Under a stable price-level, profits are the legitimate reward of individual enterprise and courage and industry. Under an unstable price-level, profits are very largely the result of chance. Every shift in price-level which decreases the value of what mangy holds, or does anything to bring it about" tends to bring the profit system into disrepute. If you are going to maintain the profit system, or the system of individual effort, you must see to it that the distribution, of profits shall not be interfered with, and that there shall be no unjustifiable profit.

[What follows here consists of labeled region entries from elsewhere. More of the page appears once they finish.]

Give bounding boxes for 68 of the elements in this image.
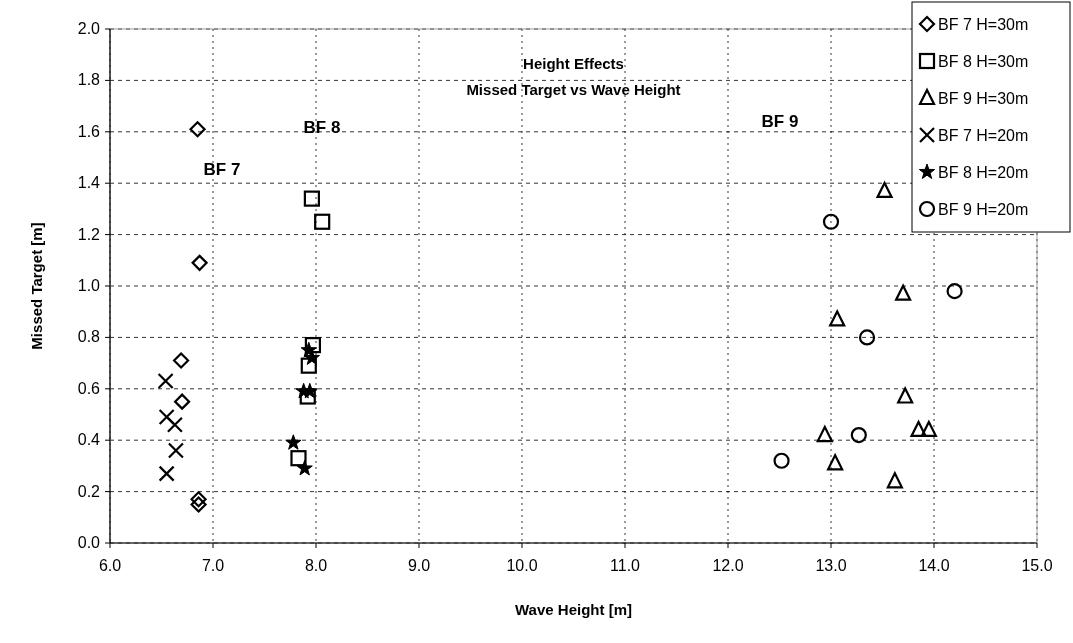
- point: [910, 420, 927, 438]
- point: [189, 121, 206, 138]
- point: [314, 213, 331, 230]
- annotation: BF 8: [303, 118, 341, 137]
- point: [296, 459, 313, 476]
- x-tick-label: 9.0: [407, 557, 431, 574]
- point: [897, 387, 914, 404]
- point: [290, 450, 307, 467]
- legend-label: BF 9 H=20m: [938, 201, 1029, 218]
- point: [174, 393, 191, 410]
- text: Height Effects: [523, 55, 624, 72]
- x-tick-label: 14.0: [918, 557, 950, 574]
- point: [285, 434, 302, 450]
- annotation: BF 7: [203, 160, 241, 179]
- x-tick-label: 8.0: [304, 557, 328, 574]
- point: [946, 283, 963, 300]
- x-tick-label: 11.0: [610, 557, 641, 574]
- legend-label: BF 9 H=30m: [938, 90, 1029, 107]
- point: [773, 452, 790, 469]
- x-tick-label: 15.0: [1021, 557, 1053, 574]
- point: [158, 408, 175, 426]
- x-axis-title: Wave Height [m]: [515, 601, 632, 618]
- y-tick-label: 0.8: [77, 328, 101, 346]
- point: [300, 357, 317, 374]
- y-tick-label: 0.0: [77, 534, 101, 551]
- point: [191, 254, 208, 271]
- y-tick-label: 0.6: [77, 379, 101, 397]
- text: Missed Target vs Wave Height: [466, 81, 681, 98]
- x-tick-label: 10.0: [506, 557, 538, 574]
- y-tick-label: 1.4: [77, 174, 101, 192]
- point: [886, 472, 903, 489]
- point: [190, 491, 207, 508]
- y-tick-label: 2.0: [77, 20, 101, 37]
- y-tick-label: 0.2: [77, 482, 101, 500]
- y-axis-title: Missed Target [m]: [28, 222, 45, 350]
- annotation: BF 9: [761, 112, 799, 131]
- point: [850, 426, 867, 444]
- x-tick-label: 13.0: [815, 557, 847, 574]
- y-tick-label: 0.4: [77, 431, 101, 449]
- x-tick-label: 7.0: [201, 557, 225, 574]
- point: [166, 416, 183, 433]
- point: [829, 310, 846, 327]
- point: [876, 181, 893, 199]
- point: [304, 337, 322, 354]
- point: [190, 496, 207, 513]
- legend-label: BF 7 H=20m: [938, 127, 1029, 144]
- point: [816, 425, 833, 443]
- point: [895, 284, 912, 301]
- point: [157, 372, 174, 390]
- y-tick-label: 1.8: [77, 71, 101, 89]
- point: [158, 465, 175, 482]
- point: [172, 352, 190, 369]
- point: [303, 190, 320, 207]
- point: [299, 388, 316, 405]
- point: [920, 420, 937, 438]
- legend-label: BF 8 H=30m: [938, 53, 1029, 70]
- point: [822, 213, 840, 230]
- x-tick-label: 6.0: [98, 557, 122, 574]
- legend-label: BF 7 H=30m: [938, 16, 1029, 33]
- y-tick-label: 1.0: [77, 277, 101, 294]
- y-tick-label: 1.2: [77, 225, 101, 243]
- legend-label: BF 8 H=20m: [938, 164, 1029, 181]
- x-tick-label: 12.0: [712, 557, 744, 574]
- point: [858, 329, 876, 346]
- point: [167, 442, 185, 459]
- y-tick-label: 1.6: [77, 122, 101, 140]
- point: [303, 349, 320, 365]
- point: [827, 454, 844, 471]
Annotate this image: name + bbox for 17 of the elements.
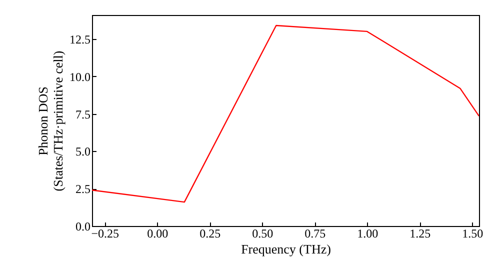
x-tick-label: 0.50 <box>252 226 274 240</box>
y-tick-label: 2.5 <box>76 182 90 196</box>
x-tick-label: 0.00 <box>147 226 168 240</box>
y-tick-label: 0.0 <box>76 220 90 234</box>
line-series <box>92 24 479 203</box>
x-tick-label: 1.25 <box>410 226 431 240</box>
y-tick-label: 7.5 <box>76 107 90 122</box>
x-tick-label: 0.75 <box>304 226 326 240</box>
x-tick-label: −0.25 <box>91 226 119 240</box>
y-tick-label: 10.0 <box>70 70 90 84</box>
x-tick-label: 1.00 <box>357 226 378 240</box>
y-axis-title: Phonon DOS (States/THz·primitive cell) <box>36 50 66 192</box>
y-tick-label: 12.5 <box>70 32 90 46</box>
y-tick-label: 5.0 <box>76 144 90 159</box>
x-tick-label: 0.25 <box>200 226 221 240</box>
x-axis-title: Frequency (THz) <box>241 242 331 256</box>
x-tick-label: 1.50 <box>462 226 484 240</box>
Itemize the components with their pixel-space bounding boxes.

We are part-way, I suppose we are somewhere near the end, of the depression-the Americans have got through their election-(laughter)-and they can now proceed to do something useful. (Laughter.) In the past few months they have lost a very able government which might have accomplished something; therefore I judge we are right near the end of this depression. Anything they do will probably have some effect on the price level. But we cannot afford to go on relying on the accidents of American politics, or the accidents of international relations, or the accidents that may result every time an election happens. You can either rely on having those conducting your business affairs, the government, give us a much more socialistic system than the rather socialistic system that we have at present, or you must make up your minds to trust the whole unit of your currency to a government that will make up its mind to promote it with the object of making the price level stable. I do not care which you do.
I heard a very illuminating story recently about what was done in Russia in regard to some tractor plows. They naturally could not sell them" and they decided to distribute them on the basis of the largest mileage of plowing guaranteed by the various tenderers. After the tractors had been used for a given time, the Commissars went out to examine the work, and they found that the one who had made the best record was holder of a very small parcel of land, and he had made up for the amount by plowing this small space five or six times over. (Laughter.) That is an example of what you are going to get from people who are not out for the profit motive, but who are trustees of the community, the people at large. I do not hail with any enthusiasm an exploitation. of that sort of thing in Canada, and therefore I am mildly in favor of a continuance of the individualistic system; but we shall not have it unless we have a stable price level. (Loud applause.)
The President expressed the thanks of the Club.